Univalent Harmonic and Biharmonic Mappings with Integer Coefficients in Complex Quadratic Fields

Abstract

Let \({\mathcal S}\) denote the set of all univalent analytic functions \(f(z)=z+\sum _{n=2}^{\infty }a_n z^n\) on the unit disk \(\mathbb {D}\). In 1946, B. Friedman found that the set \(\mathcal S\) of those functions which have integer coefficients consists of only nine functions. In 1985, authors determine all functions in \({\mathcal S}\) whose coefficients are integers in complex quadratic fields. The first aim of this paper is to determine the class of univalent sense-preserving harmonic mappings \(f(z)=z+\sum _{n=2}^{\infty }a_n z^n+\sum _{n=1}^{\infty }\overline{b_n} \overline{z^n}\) with the coefficients \(a_n\), \(b_n\), \(n=2, 3, \cdots \), in a fixed complex quadratic field \(Q(\sqrt{d}i)\), where d is a positive square-free integer.

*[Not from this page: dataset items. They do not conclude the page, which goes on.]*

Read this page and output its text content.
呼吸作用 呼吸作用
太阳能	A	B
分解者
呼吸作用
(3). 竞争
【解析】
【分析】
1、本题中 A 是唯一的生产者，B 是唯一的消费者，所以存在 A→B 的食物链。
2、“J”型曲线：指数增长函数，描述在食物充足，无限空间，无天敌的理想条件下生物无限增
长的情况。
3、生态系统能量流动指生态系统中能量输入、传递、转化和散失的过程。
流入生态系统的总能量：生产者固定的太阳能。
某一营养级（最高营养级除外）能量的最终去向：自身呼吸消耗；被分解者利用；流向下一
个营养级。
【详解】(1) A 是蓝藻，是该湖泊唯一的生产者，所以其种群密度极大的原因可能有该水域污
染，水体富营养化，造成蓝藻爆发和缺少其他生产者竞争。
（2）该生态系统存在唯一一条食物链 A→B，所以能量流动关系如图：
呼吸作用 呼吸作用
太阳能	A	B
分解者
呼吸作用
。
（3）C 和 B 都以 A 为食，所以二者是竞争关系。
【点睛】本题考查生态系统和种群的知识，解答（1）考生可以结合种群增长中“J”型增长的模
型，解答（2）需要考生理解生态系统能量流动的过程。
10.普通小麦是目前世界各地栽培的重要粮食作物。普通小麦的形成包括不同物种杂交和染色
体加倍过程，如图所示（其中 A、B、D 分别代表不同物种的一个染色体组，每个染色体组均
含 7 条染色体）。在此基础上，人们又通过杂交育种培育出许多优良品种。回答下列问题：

Then, under the condition F is sense-preserving in \(\mathbb {D}\) and \(h'(z)\ne 0\) or F is sense-reversing in \(\mathbb {D}\) and \(g(z)\equiv 0\), we determine all univalent biharmonic mappings \(F(z)=|z|^2(h(z)+\overline{g(z)})=|z|^2(z+\sum _{n=2}^{\infty }a_n z^n+\sum _{n=1}^{\infty }\overline{b_n} \overline{z^n})\), where \(a_n, b_n\in Q(\sqrt{d}i)\), \(n=2, 3, \cdots \).